Цуйцуй от смущения не могла вымолвить ни слова, но потом все же выпалила:
— Дедушка сказал, что не пойдет, если он пойдет, то некому будет за лодкой приглядывать.
— А ты?
— Если дедушка не пойдет, то и я не пойду.
— Ты тоже приглядываешь за лодкой?
— Я за дедушкой.
— Давайте я один вместо вас двоих за лодкой пригляжу, согласны?
Лодка причалила, ткнувшись носом в земляную насыпь. Эрлао спрыгнул на берег и, стоя на склоне, сказал:
Цуйцуй, прости за беспокойство! Я вернусь домой и пришлю человека подменить вас, быстрее ешьте и приходите к нам домой на лодки смотреть, сегодня народу много, настоящий праздник.

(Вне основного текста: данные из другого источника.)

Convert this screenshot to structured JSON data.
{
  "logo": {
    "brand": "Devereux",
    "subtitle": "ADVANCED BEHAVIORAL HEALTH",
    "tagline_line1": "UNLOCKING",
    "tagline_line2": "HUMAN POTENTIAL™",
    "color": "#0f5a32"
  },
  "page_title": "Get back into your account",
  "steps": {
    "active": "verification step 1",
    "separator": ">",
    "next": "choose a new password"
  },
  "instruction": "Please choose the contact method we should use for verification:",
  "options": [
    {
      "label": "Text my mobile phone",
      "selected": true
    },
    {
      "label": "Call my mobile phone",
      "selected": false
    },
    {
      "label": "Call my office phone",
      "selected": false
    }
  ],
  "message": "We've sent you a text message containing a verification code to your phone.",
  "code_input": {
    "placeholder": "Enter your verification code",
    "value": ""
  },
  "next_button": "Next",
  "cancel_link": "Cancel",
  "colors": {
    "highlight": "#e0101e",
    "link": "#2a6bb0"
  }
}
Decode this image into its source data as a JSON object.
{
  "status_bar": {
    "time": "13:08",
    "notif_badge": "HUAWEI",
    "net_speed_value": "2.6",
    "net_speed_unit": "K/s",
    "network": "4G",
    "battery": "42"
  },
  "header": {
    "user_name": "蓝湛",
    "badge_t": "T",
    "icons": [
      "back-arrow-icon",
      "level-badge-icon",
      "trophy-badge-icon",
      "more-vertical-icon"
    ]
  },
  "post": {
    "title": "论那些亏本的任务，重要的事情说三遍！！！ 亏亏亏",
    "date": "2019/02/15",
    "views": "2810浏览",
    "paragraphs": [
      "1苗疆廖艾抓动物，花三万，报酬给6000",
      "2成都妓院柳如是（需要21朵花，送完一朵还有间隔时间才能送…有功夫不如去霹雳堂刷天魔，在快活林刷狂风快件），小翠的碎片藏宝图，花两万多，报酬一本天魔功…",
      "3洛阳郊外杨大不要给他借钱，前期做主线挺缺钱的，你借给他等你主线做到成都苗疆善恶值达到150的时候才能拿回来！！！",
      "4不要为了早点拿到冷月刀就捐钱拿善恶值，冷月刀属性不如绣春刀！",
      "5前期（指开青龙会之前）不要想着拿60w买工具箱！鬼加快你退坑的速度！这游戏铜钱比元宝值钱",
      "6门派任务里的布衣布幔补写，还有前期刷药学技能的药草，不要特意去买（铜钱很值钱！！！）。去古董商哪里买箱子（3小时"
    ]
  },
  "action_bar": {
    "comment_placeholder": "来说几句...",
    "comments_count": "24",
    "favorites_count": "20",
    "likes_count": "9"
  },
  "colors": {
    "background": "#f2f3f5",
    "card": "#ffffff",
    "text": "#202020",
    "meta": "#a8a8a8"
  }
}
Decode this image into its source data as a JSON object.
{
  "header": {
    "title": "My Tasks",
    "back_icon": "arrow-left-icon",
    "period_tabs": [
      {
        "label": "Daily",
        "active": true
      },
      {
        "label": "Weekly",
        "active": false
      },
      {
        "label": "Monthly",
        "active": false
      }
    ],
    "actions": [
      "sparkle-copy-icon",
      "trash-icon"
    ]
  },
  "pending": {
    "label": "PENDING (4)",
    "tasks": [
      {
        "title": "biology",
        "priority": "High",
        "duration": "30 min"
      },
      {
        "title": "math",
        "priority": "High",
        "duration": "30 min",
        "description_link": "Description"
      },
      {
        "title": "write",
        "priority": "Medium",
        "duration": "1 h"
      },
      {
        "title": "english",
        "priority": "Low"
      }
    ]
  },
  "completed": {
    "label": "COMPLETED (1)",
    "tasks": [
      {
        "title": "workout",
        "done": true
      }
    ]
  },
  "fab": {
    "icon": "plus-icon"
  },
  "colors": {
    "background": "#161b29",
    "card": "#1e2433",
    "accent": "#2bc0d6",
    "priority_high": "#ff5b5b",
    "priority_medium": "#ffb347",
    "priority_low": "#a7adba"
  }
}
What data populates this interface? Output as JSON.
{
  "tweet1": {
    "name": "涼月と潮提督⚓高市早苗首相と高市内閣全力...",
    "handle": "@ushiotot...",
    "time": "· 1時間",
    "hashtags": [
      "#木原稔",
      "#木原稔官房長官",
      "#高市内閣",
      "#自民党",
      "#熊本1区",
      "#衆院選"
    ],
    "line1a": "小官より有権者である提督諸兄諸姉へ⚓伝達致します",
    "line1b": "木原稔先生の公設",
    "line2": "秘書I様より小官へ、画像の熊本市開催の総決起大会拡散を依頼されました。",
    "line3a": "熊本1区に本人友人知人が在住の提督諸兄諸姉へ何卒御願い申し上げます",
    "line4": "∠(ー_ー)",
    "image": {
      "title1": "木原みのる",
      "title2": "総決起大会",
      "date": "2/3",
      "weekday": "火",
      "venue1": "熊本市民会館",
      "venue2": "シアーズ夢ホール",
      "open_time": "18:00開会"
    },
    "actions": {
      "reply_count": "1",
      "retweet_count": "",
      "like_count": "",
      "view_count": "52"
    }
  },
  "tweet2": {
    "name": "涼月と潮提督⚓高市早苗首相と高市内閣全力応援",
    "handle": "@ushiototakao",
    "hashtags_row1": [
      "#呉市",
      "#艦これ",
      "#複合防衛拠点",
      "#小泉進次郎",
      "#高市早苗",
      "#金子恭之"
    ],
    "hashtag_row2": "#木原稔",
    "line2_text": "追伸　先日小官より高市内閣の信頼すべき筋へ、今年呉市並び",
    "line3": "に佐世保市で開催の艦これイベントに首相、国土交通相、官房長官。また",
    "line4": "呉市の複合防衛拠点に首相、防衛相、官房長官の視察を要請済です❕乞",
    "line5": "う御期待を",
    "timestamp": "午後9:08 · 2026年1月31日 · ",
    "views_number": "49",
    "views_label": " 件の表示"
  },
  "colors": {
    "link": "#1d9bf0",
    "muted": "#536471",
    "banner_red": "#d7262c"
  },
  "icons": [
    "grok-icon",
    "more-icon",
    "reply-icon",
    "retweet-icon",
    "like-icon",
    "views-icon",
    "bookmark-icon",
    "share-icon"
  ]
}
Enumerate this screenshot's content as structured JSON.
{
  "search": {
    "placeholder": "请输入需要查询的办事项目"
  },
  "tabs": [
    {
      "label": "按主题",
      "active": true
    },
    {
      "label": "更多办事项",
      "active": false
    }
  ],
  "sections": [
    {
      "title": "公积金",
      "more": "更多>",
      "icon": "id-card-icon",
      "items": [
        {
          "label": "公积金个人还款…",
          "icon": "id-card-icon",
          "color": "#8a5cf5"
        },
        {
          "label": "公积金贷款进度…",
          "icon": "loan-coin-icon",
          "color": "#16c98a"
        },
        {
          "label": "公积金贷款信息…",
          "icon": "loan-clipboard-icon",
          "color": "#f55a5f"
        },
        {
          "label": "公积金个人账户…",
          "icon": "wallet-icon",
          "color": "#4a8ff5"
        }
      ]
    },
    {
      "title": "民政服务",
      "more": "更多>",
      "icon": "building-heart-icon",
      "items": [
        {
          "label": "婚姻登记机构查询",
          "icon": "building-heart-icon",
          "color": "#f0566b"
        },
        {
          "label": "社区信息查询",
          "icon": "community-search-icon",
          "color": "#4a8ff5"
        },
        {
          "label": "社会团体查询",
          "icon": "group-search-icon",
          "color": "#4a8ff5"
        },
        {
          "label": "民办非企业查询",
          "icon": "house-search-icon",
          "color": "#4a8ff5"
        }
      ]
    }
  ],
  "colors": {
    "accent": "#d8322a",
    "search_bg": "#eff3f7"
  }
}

Цуйцуй не поняла добрых намерений этого незнакомца. Почему ей обязательно нужно идти к нему домой смотреть на гонки? Поджав губки, она улыбнулась и потянула лодку обратно. Доплыв до домашнего берега, она увидела, что тот человек все еще стоит на маленькой горе на противоположном берегу, как будто чего-то ждет, и не торопится уходить. Девочка вернулась домой, подошла к очагу развести огонь и, закладывая в него немного отсыревшую траву, спросила у деда, который как раз пригубил из принесенной гостем горлянки:
— Дедушка, тот человек хочет вернуться домой и прислать кого-то тебе на смену, хочет, чтобы мы с тобой пошли на лодки смотреть, ты пойдешь?
— А ты хотела бы пойти?
— Если мы вдвоем пойдем, то с радостью. Этот человек очень хороший, и я как будто знаю его, кто это?
«Вот уж верно, он тоже считает тебя хорошей!» — подумал дед, а вслух, смеясь, сказал:
— Цуйцуй, а ты не помнишь разве, два года назад на берегу реки тебе человек сказал, что тебя рыба съест?
Цуйцуй поняла, но по-прежнему притворялась, что не понимает, и спросила:
— А кто он?
— Ну, подумай, угадай.
— В книге «Сто старых фамилий»[151] народу много, я ни за что не угадаю, кто он такой.
— Эрлао из семьи Шуньшуня, заведующего пристанью, он тебя знает, а ты его нет!
Дед хлебнул из горлянки и, будто бы хваля вино, но в то же время словно хваля и человека, тихонько сказал:
— Хорошо, на редкость хорошо!
Внизу у насыпи закричали искавшие переправы, и дед, приговаривая «Хорошо, хорошо…», поспешно спустился в лодку и отправился работать.
Когда они ели, с другого берега кто-то кликнул о переправе. Цуйцуй первая бросилась в лодку, доплыла и выяснила, что это лодочник из дома Шуньшуня, которого послали им на смену и который, завидев ее, сообщил:
— Эрлао сказал, чтобы вы приходили, как поедите, он уже на реке.
И, завидев деда, повторил:
— Эрлао сказал, чтобы вы приходили, как поедите, он уже на реке.
Навострив уши, можно было расслышать, что дальний бой барабанов участился, и звук этот рисовал в воображении картину, как длинные лодки несутся по прямой вдоль реки, прочерчивая на поверхности воды прекрасную длинную дорожку!
Вновь прибывший даже чаю не откушал, а сразу же занял место на носу лодки; за едой Цуйцуй с дедом пригласили его выпить, но, он отказался, только покачав головой.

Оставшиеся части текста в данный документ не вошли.